L’abbé Moisan était revenu quelque temps après en proposant un mariage avec un petit notaire « appartenant à une famille des plus honorables. »

— Comment voulez-vous, avait objecté Mlle Cloque, qu’il puisse être question de mariage dans l’état où elle est ? Laissons passer le temps.
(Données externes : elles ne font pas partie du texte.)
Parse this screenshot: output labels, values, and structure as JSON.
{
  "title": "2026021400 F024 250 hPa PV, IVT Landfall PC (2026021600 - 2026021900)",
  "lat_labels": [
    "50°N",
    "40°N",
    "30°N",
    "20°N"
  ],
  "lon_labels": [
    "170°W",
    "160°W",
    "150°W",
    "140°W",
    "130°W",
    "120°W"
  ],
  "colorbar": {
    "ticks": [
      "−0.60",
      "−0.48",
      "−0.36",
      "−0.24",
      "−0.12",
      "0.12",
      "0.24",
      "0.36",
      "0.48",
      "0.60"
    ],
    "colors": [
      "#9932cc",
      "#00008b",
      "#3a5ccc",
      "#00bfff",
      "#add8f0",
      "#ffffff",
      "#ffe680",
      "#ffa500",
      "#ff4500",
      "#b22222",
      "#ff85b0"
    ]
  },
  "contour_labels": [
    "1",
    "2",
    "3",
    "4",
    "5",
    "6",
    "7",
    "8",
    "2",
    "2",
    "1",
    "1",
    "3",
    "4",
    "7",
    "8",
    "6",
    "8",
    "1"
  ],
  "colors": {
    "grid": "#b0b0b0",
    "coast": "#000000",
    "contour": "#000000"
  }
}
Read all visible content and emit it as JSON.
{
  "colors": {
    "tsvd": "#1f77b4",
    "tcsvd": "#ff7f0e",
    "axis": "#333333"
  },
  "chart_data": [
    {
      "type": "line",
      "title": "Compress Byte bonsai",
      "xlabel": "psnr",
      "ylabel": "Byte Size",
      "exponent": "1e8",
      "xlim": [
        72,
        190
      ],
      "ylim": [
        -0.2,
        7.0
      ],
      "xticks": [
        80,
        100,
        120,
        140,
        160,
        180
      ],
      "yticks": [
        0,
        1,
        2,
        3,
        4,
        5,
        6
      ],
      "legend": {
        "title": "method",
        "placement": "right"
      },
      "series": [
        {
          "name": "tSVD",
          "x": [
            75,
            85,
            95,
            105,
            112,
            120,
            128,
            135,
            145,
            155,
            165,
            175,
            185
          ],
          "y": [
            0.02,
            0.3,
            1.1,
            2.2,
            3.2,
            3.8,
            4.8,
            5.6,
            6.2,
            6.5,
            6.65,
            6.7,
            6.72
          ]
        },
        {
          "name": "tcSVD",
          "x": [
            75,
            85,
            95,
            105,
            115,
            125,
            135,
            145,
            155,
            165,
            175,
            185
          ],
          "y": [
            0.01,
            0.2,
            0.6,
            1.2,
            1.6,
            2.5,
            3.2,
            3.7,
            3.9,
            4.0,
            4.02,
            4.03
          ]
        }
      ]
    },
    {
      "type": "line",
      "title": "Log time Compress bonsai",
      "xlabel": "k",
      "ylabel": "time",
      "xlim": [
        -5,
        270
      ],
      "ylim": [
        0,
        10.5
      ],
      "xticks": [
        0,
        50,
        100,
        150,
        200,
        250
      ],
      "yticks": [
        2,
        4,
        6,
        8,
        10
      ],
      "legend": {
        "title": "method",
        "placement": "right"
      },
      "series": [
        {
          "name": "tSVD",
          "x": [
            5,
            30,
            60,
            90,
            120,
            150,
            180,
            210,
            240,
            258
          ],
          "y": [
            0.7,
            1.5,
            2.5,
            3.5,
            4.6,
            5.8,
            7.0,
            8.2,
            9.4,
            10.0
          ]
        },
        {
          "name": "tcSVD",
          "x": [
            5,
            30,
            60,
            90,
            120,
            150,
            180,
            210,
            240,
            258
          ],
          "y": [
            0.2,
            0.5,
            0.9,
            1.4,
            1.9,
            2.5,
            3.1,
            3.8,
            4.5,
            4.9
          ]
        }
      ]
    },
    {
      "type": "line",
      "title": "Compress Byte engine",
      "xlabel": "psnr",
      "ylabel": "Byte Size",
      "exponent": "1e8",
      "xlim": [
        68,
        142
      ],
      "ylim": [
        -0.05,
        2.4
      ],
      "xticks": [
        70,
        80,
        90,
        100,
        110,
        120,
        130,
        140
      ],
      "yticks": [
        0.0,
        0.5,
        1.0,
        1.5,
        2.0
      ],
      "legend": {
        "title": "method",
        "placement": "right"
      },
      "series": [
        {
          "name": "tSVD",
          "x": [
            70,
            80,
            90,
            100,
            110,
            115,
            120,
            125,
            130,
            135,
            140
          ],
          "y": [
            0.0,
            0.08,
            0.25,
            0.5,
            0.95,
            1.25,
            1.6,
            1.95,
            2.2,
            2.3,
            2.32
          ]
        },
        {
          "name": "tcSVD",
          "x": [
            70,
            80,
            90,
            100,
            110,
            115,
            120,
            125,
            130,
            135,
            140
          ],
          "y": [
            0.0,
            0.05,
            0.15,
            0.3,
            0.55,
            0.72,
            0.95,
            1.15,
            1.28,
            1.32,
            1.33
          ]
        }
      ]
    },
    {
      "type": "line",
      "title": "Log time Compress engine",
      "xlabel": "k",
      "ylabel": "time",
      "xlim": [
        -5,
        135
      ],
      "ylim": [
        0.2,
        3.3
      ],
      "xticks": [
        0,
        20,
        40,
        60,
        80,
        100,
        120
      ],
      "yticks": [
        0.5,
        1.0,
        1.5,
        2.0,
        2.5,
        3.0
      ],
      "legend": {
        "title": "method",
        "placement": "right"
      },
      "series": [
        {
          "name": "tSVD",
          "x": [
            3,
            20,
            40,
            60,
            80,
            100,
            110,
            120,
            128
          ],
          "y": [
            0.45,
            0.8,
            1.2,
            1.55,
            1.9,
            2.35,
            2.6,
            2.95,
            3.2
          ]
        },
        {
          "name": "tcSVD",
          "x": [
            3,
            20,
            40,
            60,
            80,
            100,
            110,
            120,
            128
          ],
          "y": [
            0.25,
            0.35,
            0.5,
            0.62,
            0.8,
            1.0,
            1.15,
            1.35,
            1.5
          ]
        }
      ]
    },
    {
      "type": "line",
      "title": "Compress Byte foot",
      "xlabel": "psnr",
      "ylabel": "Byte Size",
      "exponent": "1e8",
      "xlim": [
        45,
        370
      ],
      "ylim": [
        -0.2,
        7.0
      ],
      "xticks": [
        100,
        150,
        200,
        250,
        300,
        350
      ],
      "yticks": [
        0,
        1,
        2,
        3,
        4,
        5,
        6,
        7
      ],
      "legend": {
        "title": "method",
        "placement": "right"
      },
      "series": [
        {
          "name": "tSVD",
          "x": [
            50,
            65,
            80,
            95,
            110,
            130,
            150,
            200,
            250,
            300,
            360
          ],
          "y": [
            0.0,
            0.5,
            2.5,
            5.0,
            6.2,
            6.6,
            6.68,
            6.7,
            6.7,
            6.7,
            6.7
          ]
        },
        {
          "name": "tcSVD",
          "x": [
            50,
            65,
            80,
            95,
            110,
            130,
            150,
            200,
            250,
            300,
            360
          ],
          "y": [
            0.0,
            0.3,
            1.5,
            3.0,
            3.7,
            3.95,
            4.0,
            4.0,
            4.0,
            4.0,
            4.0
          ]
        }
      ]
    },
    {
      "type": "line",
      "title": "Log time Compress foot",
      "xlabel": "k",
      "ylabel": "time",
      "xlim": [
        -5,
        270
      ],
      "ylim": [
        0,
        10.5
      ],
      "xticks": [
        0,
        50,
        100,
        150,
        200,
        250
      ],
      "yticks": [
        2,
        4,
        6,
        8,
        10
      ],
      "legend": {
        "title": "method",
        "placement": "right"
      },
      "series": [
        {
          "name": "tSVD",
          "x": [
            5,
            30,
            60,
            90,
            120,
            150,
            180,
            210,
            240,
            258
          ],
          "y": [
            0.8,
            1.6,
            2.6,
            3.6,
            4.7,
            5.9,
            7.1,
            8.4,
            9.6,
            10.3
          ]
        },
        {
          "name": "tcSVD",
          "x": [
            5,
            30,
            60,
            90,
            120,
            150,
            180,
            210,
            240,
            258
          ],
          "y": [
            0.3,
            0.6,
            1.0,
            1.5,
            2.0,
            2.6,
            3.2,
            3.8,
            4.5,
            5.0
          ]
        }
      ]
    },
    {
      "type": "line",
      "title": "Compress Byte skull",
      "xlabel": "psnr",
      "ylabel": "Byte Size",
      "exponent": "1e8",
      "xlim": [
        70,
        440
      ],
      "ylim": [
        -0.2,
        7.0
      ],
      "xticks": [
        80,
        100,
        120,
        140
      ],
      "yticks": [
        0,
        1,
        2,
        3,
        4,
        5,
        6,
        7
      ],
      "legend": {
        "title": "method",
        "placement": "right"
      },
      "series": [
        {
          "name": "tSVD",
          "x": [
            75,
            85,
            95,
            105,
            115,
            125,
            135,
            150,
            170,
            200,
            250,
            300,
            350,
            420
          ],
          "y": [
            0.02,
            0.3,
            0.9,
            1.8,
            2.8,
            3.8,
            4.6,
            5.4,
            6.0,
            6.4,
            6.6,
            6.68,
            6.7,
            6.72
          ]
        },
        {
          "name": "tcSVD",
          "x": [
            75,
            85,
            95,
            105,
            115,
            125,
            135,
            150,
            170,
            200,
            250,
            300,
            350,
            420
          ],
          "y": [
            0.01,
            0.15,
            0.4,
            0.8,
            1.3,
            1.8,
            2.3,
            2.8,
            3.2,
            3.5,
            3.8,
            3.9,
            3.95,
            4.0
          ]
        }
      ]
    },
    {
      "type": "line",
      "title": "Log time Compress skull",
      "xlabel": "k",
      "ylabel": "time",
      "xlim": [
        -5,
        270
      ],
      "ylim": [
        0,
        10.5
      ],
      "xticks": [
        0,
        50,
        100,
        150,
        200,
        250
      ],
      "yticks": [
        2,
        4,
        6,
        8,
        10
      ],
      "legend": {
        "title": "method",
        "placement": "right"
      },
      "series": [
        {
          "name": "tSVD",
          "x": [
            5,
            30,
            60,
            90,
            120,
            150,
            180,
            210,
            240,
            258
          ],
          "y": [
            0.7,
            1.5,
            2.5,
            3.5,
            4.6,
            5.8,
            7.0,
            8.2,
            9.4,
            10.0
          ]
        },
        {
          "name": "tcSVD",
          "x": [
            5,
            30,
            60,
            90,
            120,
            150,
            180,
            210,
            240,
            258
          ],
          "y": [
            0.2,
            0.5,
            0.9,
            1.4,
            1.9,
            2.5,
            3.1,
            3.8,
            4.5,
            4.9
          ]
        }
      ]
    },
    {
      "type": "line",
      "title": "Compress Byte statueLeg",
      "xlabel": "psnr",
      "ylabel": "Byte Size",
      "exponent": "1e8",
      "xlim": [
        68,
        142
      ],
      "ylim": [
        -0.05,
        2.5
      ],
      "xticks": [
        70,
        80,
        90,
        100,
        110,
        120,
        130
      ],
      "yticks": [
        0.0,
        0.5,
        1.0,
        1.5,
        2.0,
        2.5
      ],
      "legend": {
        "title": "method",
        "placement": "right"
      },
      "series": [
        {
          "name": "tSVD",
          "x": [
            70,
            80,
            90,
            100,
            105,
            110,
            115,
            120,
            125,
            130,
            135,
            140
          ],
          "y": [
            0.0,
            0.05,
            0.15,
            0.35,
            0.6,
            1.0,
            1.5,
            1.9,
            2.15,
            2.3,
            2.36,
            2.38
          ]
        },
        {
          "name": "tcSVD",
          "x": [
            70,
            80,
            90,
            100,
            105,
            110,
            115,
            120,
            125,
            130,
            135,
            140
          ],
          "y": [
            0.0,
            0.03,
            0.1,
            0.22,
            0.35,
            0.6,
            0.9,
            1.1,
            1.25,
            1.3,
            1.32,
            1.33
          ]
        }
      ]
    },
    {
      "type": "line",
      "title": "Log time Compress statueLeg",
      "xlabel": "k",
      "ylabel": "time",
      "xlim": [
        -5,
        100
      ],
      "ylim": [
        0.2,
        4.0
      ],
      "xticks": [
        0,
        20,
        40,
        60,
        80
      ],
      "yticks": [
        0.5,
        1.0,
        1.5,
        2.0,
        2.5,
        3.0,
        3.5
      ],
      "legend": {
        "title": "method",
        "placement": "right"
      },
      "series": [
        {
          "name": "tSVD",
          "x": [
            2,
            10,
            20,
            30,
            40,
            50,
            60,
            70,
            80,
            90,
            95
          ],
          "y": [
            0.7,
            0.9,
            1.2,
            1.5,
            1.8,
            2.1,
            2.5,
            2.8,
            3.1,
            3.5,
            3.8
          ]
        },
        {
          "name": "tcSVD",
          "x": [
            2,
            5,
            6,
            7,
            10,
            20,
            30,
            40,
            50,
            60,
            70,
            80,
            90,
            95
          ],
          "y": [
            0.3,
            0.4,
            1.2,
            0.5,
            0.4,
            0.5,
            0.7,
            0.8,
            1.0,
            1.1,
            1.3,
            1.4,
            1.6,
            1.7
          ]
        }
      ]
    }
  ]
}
Le temps avait passé non sans un accompagnement de cruautés nouvelles. Les disgrâces particulières de la tante avaient fourni une triste diversion aux souffrances de la nièce. C’était peut-être à l’excès même de leur détresse qu’elles devaient l’une et l’autre d’avoir supporté ces mois néfastes. Leurs infortunes les avaient rendues indulgentes à leurs plaintes réciproques, et finalement, il leur montait un farouche plaisir des pires sujets cent fois retouchés en commun, comme si la douleur humaine portait en soi son remède, et, ayant atteint les extrêmes limites, se pansait elle-même à l’aide de ses éclaboussures.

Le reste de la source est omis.